The legislative draft “On Reorganization of Commercial Entities” was forwarded to the government at the end of last week. Main regulation of the proposed law allowing reorganization of legal entities with different organizational structures has been viewed as a very positive change. Currently, mergers and acquisitions are only possible between companies with a similar organizational structure; prior to such moves, companies must first change their form of ownership.
While the bill may ease this, it also states that, in certain cases, reorganization is only possible with government approval. This may be a dangerous regulation since the article does not specify which governmental authorities would be able to approval – or disapprove – of reorganization. Currently, this power rests only with the Federal Antimonopoly Service. But under the current wording, the same rights might be given to other organizations, such as the Federal Tax Service.
The proposed document also foresees the necessity of companies providing “juridical and economical justification for reorganization.” Lawyers caution that this regulation, drafted with a purpose to prevent dishonest reorganization, will lengthen the procedure.
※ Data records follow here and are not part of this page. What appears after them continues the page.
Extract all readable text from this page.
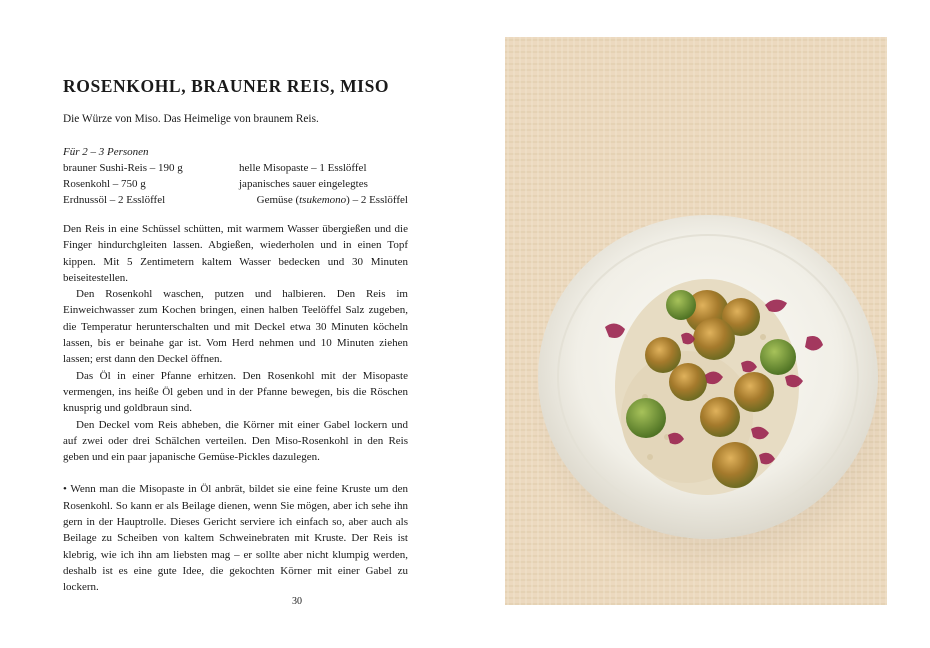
ROSENKOHL, BRAUNER REIS, MISO
Die Würze von Miso. Das Heimelige von braunem Reis.
Für 2 – 3 Personen
brauner Sushi-Reis – 190 g	helle Misopaste – 1 Esslöffel
Rosenkohl – 750 g	japanisches sauer eingelegtes
Erdnussöl – 2 Esslöffel	Gemüse (tsukemono) – 2 Esslöffel

Den Reis in eine Schüssel schütten, mit warmem Wasser übergießen und die Finger hindurchgleiten lassen. Abgießen, wiederholen und in einen Topf kippen. Mit 5 Zentimetern kaltem Wasser bedecken und 30 Minuten beiseitestellen.

Den Rosenkohl waschen, putzen und halbieren. Den Reis im Einweichwasser zum Kochen bringen, einen halben Teelöffel Salz zugeben, die Temperatur herunterschalten und mit Deckel etwa 30 Minuten köcheln lassen, bis er beinahe gar ist. Vom Herd nehmen und 10 Minuten ziehen lassen; erst dann den Deckel öffnen.

Das Öl in einer Pfanne erhitzen. Den Rosenkohl mit der Misopaste vermengen, ins heiße Öl geben und in der Pfanne bewegen, bis die Röschen knusprig und goldbraun sind.

Den Deckel vom Reis abheben, die Körner mit einer Gabel lockern und auf zwei oder drei Schälchen verteilen. Den Miso-Rosenkohl in den Reis geben und ein paar japanische Gemüse-Pickles dazulegen.

• Wenn man die Misopaste in Öl anbrät, bildet sie eine feine Kruste um den Rosenkohl. So kann er als Beilage dienen, wenn Sie mögen, aber ich sehe ihn gern in der Hauptrolle. Dieses Gericht serviere ich einfach so, aber auch als Beilage zu Scheiben von kaltem Schweinebraten mit Kruste. Der Reis ist klebrig, wie ich ihn am liebsten mag – er sollte aber nicht klumpig werden, deshalb ist es eine gute Idee, die gekochten Körner mit einer Gabel zu lockern.

30
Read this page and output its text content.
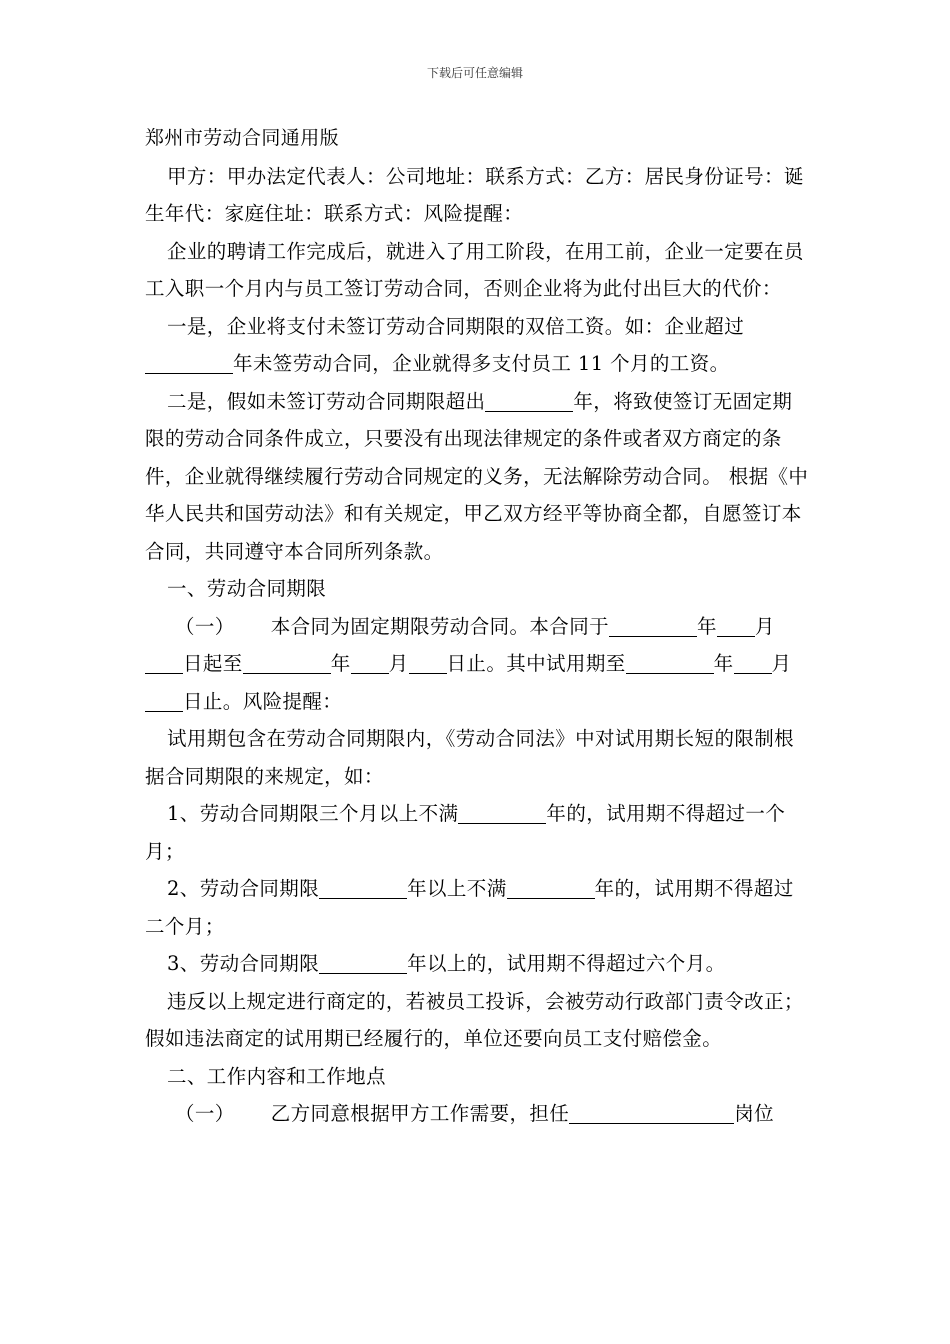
下载后可任意编辑

郑州市劳动合同通用版

甲方：甲办法定代表人：公司地址：联系方式：乙方：居民身份证号：诞生年代：家庭住址：联系方式：风险提醒：

企业的聘请工作完成后，就进入了用工阶段，在用工前，企业一定要在员工入职一个月内与员工签订劳动合同，否则企业将为此付出巨大的代价：

一是，企业将支付未签订劳动合同期限的双倍工资。如：企业超过年未签劳动合同，企业就得多支付员工 11 个月的工资。

二是，假如未签订劳动合同期限超出	年，将致使签订无固定期限的劳动合同条件成立，只要没有出现法律规定的条件或者双方商定的条件，企业就得继续履行劳动合同规定的义务，无法解除劳动合同。 根据《中华人民共和国劳动法》和有关规定，甲乙双方经平等协商全都，自愿签订本合同，共同遵守本合同所列条款。

一、劳动合同期限

（一） 本合同为固定期限劳动合同。本合同于	年 月日起至	年 月 日止。其中试用期至	年 月日止。风险提醒：

试用期包含在劳动合同期限内，《劳动合同法》中对试用期长短的限制根据合同期限的来规定，如：

1、劳动合同期限三个月以上不满	年的，试用期不得超过一个月；

2、劳动合同期限	年以上不满	年的，试用期不得超过二个月；

3、劳动合同期限	年以上的，试用期不得超过六个月。

违反以上规定进行商定的，若被员工投诉，会被劳动行政部门责令改正；假如违法商定的试用期已经履行的，单位还要向员工支付赔偿金。

二、工作内容和工作地点

（一） 乙方同意根据甲方工作需要，担任	岗位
The new bill may also change relationship that creditors and businesses have during reorganization. Creditors who believe that a company’s reorganization will worsen their situation, must turn to an arbitration court to claim early fulfillment of liability, or with a claim for provision in case of possible financial loss. If the court rules that company’s reorganization may not be in a creditor’s interests, early payments can be demanded. This requirement was instituted to protect companies from “extreme” creditors who demand such early fulfillment of liability and sometimes thus interfere with a company’s activity or even bankrupt a company.